The proposed plant would be located at Loch Ness
A new hydro-electric scheme which could eventually power 35,000 homes is planned for the Scottish Highlands.
Scottish and Southern Energy has written to the Scottish Executive seeking permission for the project - the largest in Scotland for 40 years.
The £85m scheme will see the construction of a dam and reservoir in Glendoe, on the eastern side of Loch Ness.
The dam will feed water to an underground hydro station on the banks of the loch near Fort Augustus.
Scottish and Southern Energy (SSE) said its plans were unique because the works will be almost invisible, despite the size of the project.
We are approaching this development in a responsible and sensitive way
If it gets the green light, the plant will take three years to build and create more than 400 construction jobs.
It will eventually power more than 35,000 homes.
Conservationists have been closely consulted ahead of the formal application.
The RSPB said that while there was still work to be done, it was pleased with the progress so far.
Ian Marchant, chief executive of SSE, said: "This year marks the 60th
anniversary of the founding of the North of Scotland Hydro-Electric Board.
Keeping with tradition
"It is therefore fitting that, as the board's successor company, we should be seeking
permission to build Scotland's first large-scale hydro-electric scheme for 40 years.

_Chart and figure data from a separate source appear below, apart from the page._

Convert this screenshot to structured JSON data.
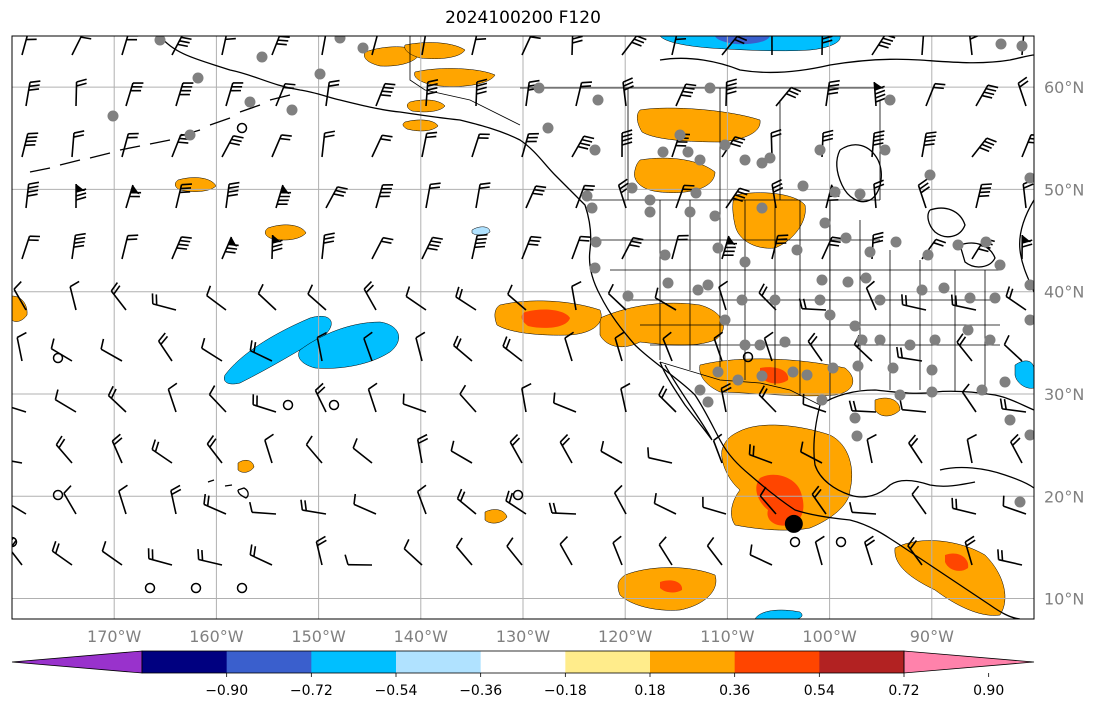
{
  "title": "2024100200 F120",
  "map": {
    "lon_range": [
      -180,
      -80
    ],
    "lat_range": [
      8,
      65
    ],
    "lon_gridlines": [
      -170,
      -160,
      -150,
      -140,
      -130,
      -120,
      -110,
      -100,
      -90
    ],
    "lat_gridlines": [
      10,
      20,
      30,
      40,
      50,
      60
    ],
    "lon_labels": [
      "170°W",
      "160°W",
      "150°W",
      "140°W",
      "130°W",
      "120°W",
      "110°W",
      "100°W",
      "90°W"
    ],
    "lat_labels": [
      "10°N",
      "20°N",
      "30°N",
      "40°N",
      "50°N",
      "60°N"
    ],
    "grid": true,
    "colors": {
      "ocean_blue_1": "#00bfff",
      "ocean_blue_2": "#3a5fcd",
      "ocean_blue_3": "#000080",
      "orange": "#ffa500",
      "red_orange": "#ff4500",
      "coastline": "#000000",
      "station_dot": "#808080"
    },
    "marker_point": {
      "lon": -103.5,
      "lat": 17.3,
      "label": ""
    }
  },
  "colorbar": {
    "ticks": [
      "−0.90",
      "−0.72",
      "−0.54",
      "−0.36",
      "−0.18",
      "0.18",
      "0.36",
      "0.54",
      "0.72",
      "0.90"
    ],
    "colors": [
      "#9932cc",
      "#000080",
      "#3a5fcd",
      "#00bfff",
      "#b0e2ff",
      "#ffffff",
      "#ffec8b",
      "#ffa500",
      "#ff4500",
      "#b22222",
      "#ff82ab"
    ],
    "extend": "both"
  }
}
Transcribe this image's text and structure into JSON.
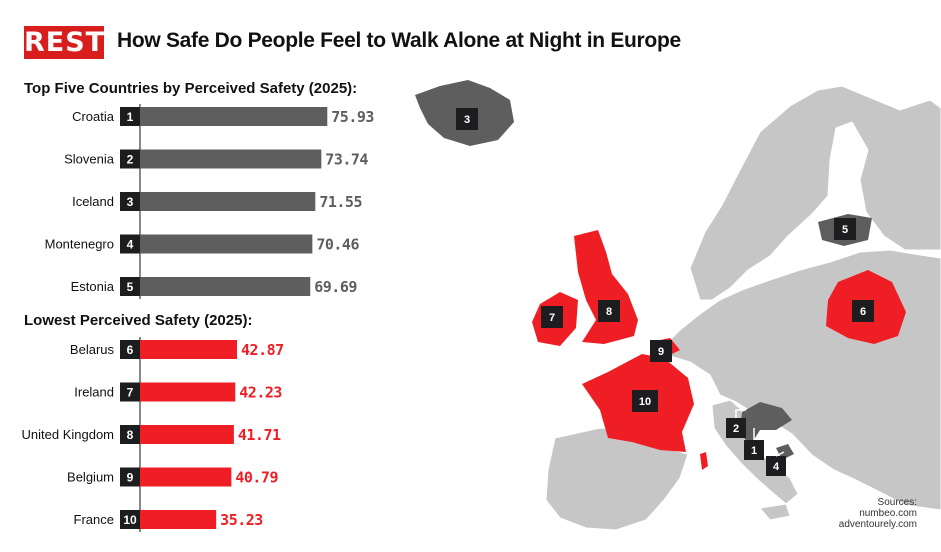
{
  "logo": "REST",
  "title": "How Safe Do People Feel to Walk Alone at Night in Europe",
  "colors": {
    "top": "#5e5e5e",
    "bottom": "#ef1e24",
    "map_base": "#c6c6c6",
    "rank_box": "#1d1d20"
  },
  "sources": {
    "label": "Sources:",
    "lines": [
      "numbeo.com",
      "adventourely.com"
    ]
  },
  "chart_data": [
    {
      "type": "bar",
      "orientation": "horizontal",
      "title": "Top Five Countries by Perceived Safety (2025):",
      "categories": [
        "Croatia",
        "Slovenia",
        "Iceland",
        "Montenegro",
        "Estonia"
      ],
      "ranks": [
        "1",
        "2",
        "3",
        "4",
        "5"
      ],
      "values": [
        75.93,
        73.74,
        71.55,
        70.46,
        69.69
      ]
    },
    {
      "type": "bar",
      "orientation": "horizontal",
      "title": "Lowest Perceived Safety (2025):",
      "categories": [
        "Belarus",
        "Ireland",
        "United Kingdom",
        "Belgium",
        "France"
      ],
      "ranks": [
        "6",
        "7",
        "8",
        "9",
        "10"
      ],
      "values": [
        42.87,
        42.23,
        41.71,
        40.79,
        35.23
      ]
    }
  ],
  "map_labels": [
    "3",
    "5",
    "6",
    "7",
    "8",
    "9",
    "10",
    "2",
    "1",
    "4"
  ]
}
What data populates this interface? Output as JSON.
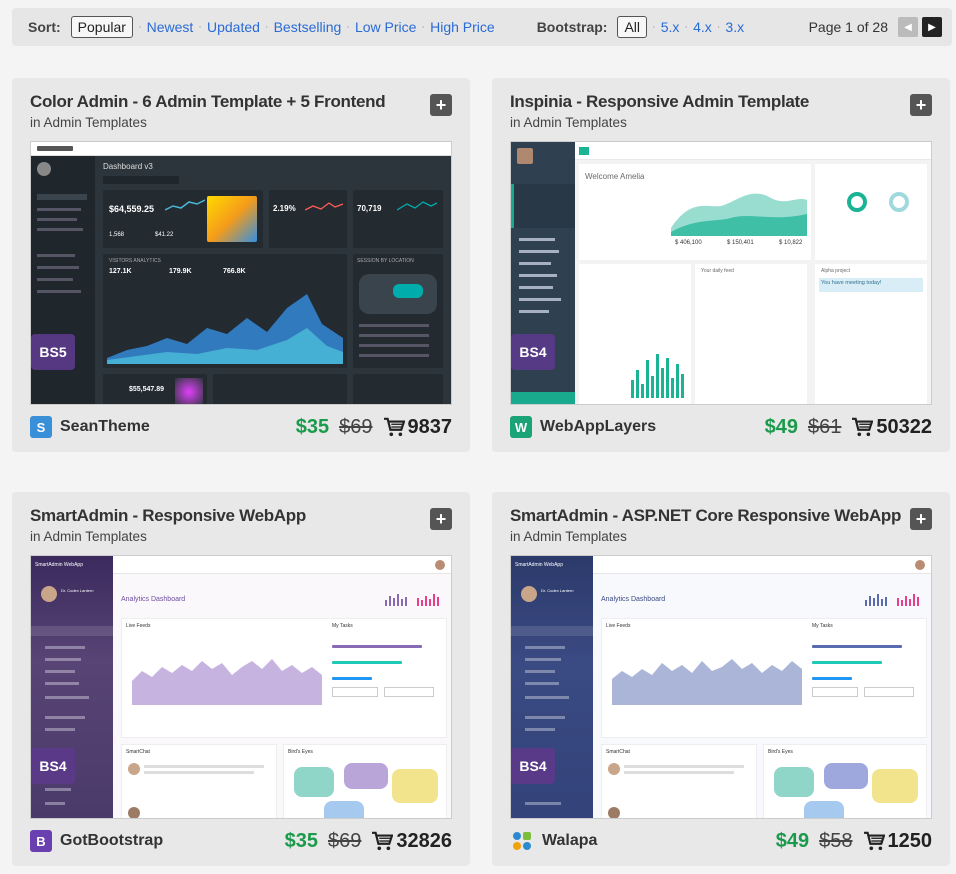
{
  "sortbar": {
    "sort_label": "Sort:",
    "sort_options": [
      "Popular",
      "Newest",
      "Updated",
      "Bestselling",
      "Low Price",
      "High Price"
    ],
    "bootstrap_label": "Bootstrap:",
    "bootstrap_options": [
      "All",
      "5.x",
      "4.x",
      "3.x"
    ],
    "page_text": "Page 1 of 28"
  },
  "cards": [
    {
      "title": "Color Admin - 6 Admin Template + 5 Frontend",
      "category": "in Admin Templates",
      "badge": "BS5",
      "author": "SeanTheme",
      "author_initial": "S",
      "author_color": "#3a8fd9",
      "price": "$35",
      "old_price": "$69",
      "sales": "9837"
    },
    {
      "title": "Inspinia - Responsive Admin Template",
      "category": "in Admin Templates",
      "badge": "BS4",
      "author": "WebAppLayers",
      "author_initial": "W",
      "author_color": "#1aa377",
      "price": "$49",
      "old_price": "$61",
      "sales": "50322"
    },
    {
      "title": "SmartAdmin - Responsive WebApp",
      "category": "in Admin Templates",
      "badge": "BS4",
      "author": "GotBootstrap",
      "author_initial": "B",
      "author_color": "#6a3fb0",
      "price": "$35",
      "old_price": "$69",
      "sales": "32826"
    },
    {
      "title": "SmartAdmin - ASP.NET Core Responsive WebApp",
      "category": "in Admin Templates",
      "badge": "BS4",
      "author": "Walapa",
      "author_initial": "",
      "author_color": "#2a8bd0",
      "price": "$49",
      "old_price": "$58",
      "sales": "1250"
    }
  ],
  "previews": {
    "color_admin": {
      "header_title": "Dashboard v3",
      "total_sales": "$64,559.25",
      "conversion_rate": "2.19%",
      "store_sessions": "70,719",
      "sub_a": "1,568",
      "sub_b": "$41.22",
      "visitors_a": "127.1K",
      "visitors_b": "179.9K",
      "visitors_c": "766.8K",
      "sales_social": "$55,547.89",
      "panel_visitors": "VISITORS ANALYTICS",
      "panel_location": "SESSION BY LOCATION"
    },
    "inspinia": {
      "welcome": "Welcome Amelia",
      "stat_a": "$ 406,100",
      "stat_b": "$ 150,401",
      "stat_c": "$ 10,822",
      "feed_title": "Your daily feed",
      "alpha": "Alpha project",
      "meeting": "You have meeting today!"
    },
    "smartadmin": {
      "brand": "SmartAdmin WebApp",
      "page": "Analytics Dashboard",
      "user": "Dr. Codex Lantern",
      "live": "Live Feeds",
      "tasks": "My Tasks",
      "chat": "SmartChat",
      "birds": "Bird's Eyes"
    }
  }
}
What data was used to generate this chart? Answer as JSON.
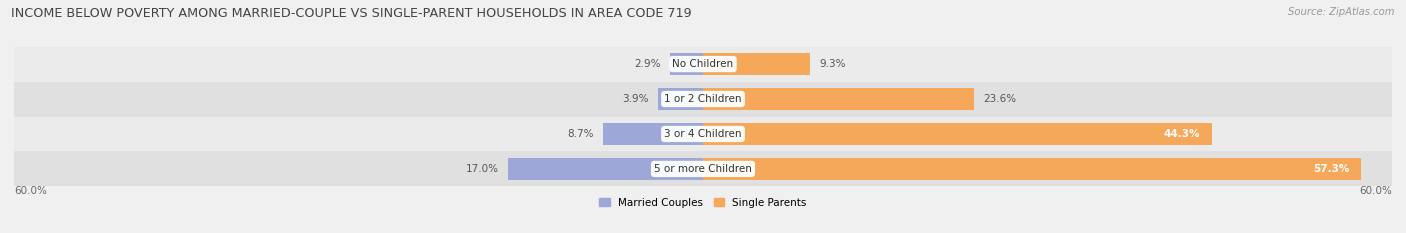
{
  "title": "INCOME BELOW POVERTY AMONG MARRIED-COUPLE VS SINGLE-PARENT HOUSEHOLDS IN AREA CODE 719",
  "source": "Source: ZipAtlas.com",
  "categories": [
    "No Children",
    "1 or 2 Children",
    "3 or 4 Children",
    "5 or more Children"
  ],
  "married_values": [
    2.9,
    3.9,
    8.7,
    17.0
  ],
  "single_values": [
    9.3,
    23.6,
    44.3,
    57.3
  ],
  "axis_max": 60.0,
  "married_color": "#9da8d8",
  "single_color": "#f5a85a",
  "row_bg_colors": [
    "#ebebeb",
    "#e0e0e0"
  ],
  "fig_bg_color": "#f0f0f0",
  "title_fontsize": 9.2,
  "source_fontsize": 7.2,
  "label_fontsize": 7.5,
  "value_label_inside_threshold": 35,
  "legend_married": "Married Couples",
  "legend_single": "Single Parents"
}
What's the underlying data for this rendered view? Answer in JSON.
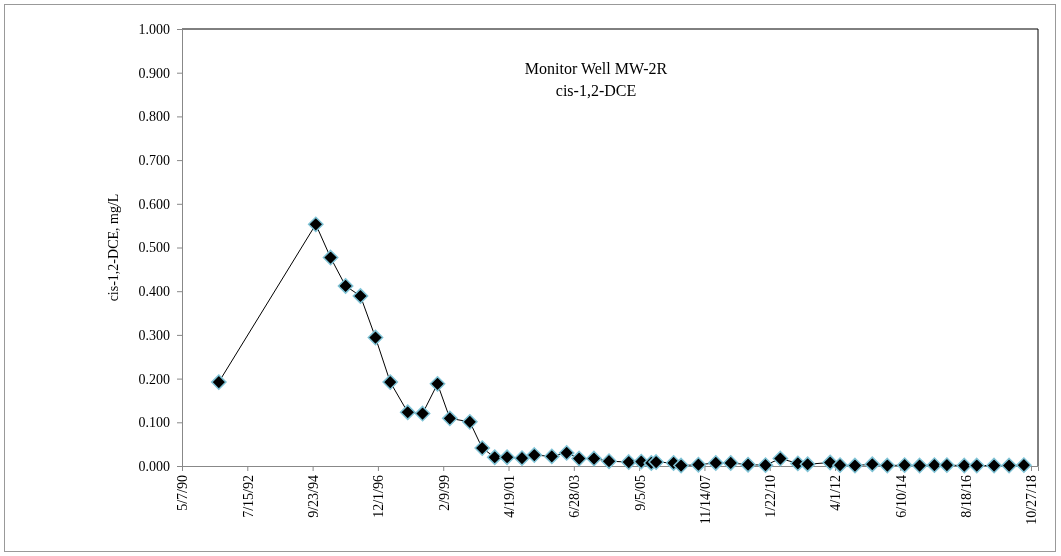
{
  "chart_data": {
    "type": "line",
    "title": "Monitor Well MW-2R",
    "subtitle": "cis-1,2-DCE",
    "ylabel": "cis-1,2-DCE, mg/L",
    "marker": "diamond",
    "line_style": "solid",
    "grid": false,
    "xlim": [
      "1990-05-07",
      "2019-01-21"
    ],
    "xticks": [
      {
        "value": "1990-05-07",
        "label": "5/7/90"
      },
      {
        "value": "1992-07-15",
        "label": "7/15/92"
      },
      {
        "value": "1994-09-23",
        "label": "9/23/94"
      },
      {
        "value": "1996-12-01",
        "label": "12/1/96"
      },
      {
        "value": "1999-02-09",
        "label": "2/9/99"
      },
      {
        "value": "2001-04-19",
        "label": "4/19/01"
      },
      {
        "value": "2003-06-28",
        "label": "6/28/03"
      },
      {
        "value": "2005-09-05",
        "label": "9/5/05"
      },
      {
        "value": "2007-11-14",
        "label": "11/14/07"
      },
      {
        "value": "2010-01-22",
        "label": "1/22/10"
      },
      {
        "value": "2012-04-01",
        "label": "4/1/12"
      },
      {
        "value": "2014-06-10",
        "label": "6/10/14"
      },
      {
        "value": "2016-08-18",
        "label": "8/18/16"
      },
      {
        "value": "2018-10-27",
        "label": "10/27/18"
      }
    ],
    "ylim": [
      0,
      1
    ],
    "yticks": [
      {
        "value": 0,
        "label": "0.000"
      },
      {
        "value": 0.1,
        "label": "0.100"
      },
      {
        "value": 0.2,
        "label": "0.200"
      },
      {
        "value": 0.3,
        "label": "0.300"
      },
      {
        "value": 0.4,
        "label": "0.400"
      },
      {
        "value": 0.5,
        "label": "0.500"
      },
      {
        "value": 0.6,
        "label": "0.600"
      },
      {
        "value": 0.7,
        "label": "0.700"
      },
      {
        "value": 0.8,
        "label": "0.800"
      },
      {
        "value": 0.9,
        "label": "0.900"
      },
      {
        "value": 1,
        "label": "1.000"
      }
    ],
    "x": [
      "1991-08",
      "1994-11",
      "1995-05",
      "1995-11",
      "1996-05",
      "1996-11",
      "1997-05",
      "1997-12",
      "1998-06",
      "1998-12",
      "1999-05",
      "2000-01",
      "2000-06",
      "2000-11",
      "2001-04",
      "2001-10",
      "2002-03",
      "2002-10",
      "2003-04",
      "2003-09",
      "2004-03",
      "2004-09",
      "2005-05",
      "2005-10",
      "2006-02",
      "2006-04",
      "2006-11",
      "2007-02",
      "2007-09",
      "2008-04",
      "2008-10",
      "2009-05",
      "2009-12",
      "2010-06",
      "2011-01",
      "2011-05",
      "2012-02",
      "2012-06",
      "2012-12",
      "2013-07",
      "2014-01",
      "2014-08",
      "2015-02",
      "2015-08",
      "2016-01",
      "2016-08",
      "2017-01",
      "2017-08",
      "2018-02",
      "2018-08"
    ],
    "series": [
      {
        "color": "#000000",
        "values": [
          0.192,
          0.553,
          0.477,
          0.412,
          0.389,
          0.294,
          0.192,
          0.123,
          0.12,
          0.188,
          0.109,
          0.101,
          0.041,
          0.02,
          0.02,
          0.018,
          0.025,
          0.022,
          0.03,
          0.017,
          0.017,
          0.011,
          0.009,
          0.01,
          0.007,
          0.009,
          0.007,
          0.001,
          0.003,
          0.007,
          0.007,
          0.003,
          0.002,
          0.017,
          0.006,
          0.004,
          0.008,
          0.002,
          0.001,
          0.004,
          0.001,
          0.002,
          0.001,
          0.002,
          0.002,
          0.001,
          0.001,
          0.001,
          0.001,
          0.002
        ]
      }
    ]
  }
}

"SSE has a long tradition of investment in and management of renewable energy
schemes in the north of Scotland and we are approaching this development in a
responsible and sensitive way, in keeping with the traditions of our predecessors."
The company said the plans had been subjected to a detailed environmental
They have been in consultation with Scottish Natural Heritage and the Scottish
Environmental Protection Agency to help minimise its impact on the landscape.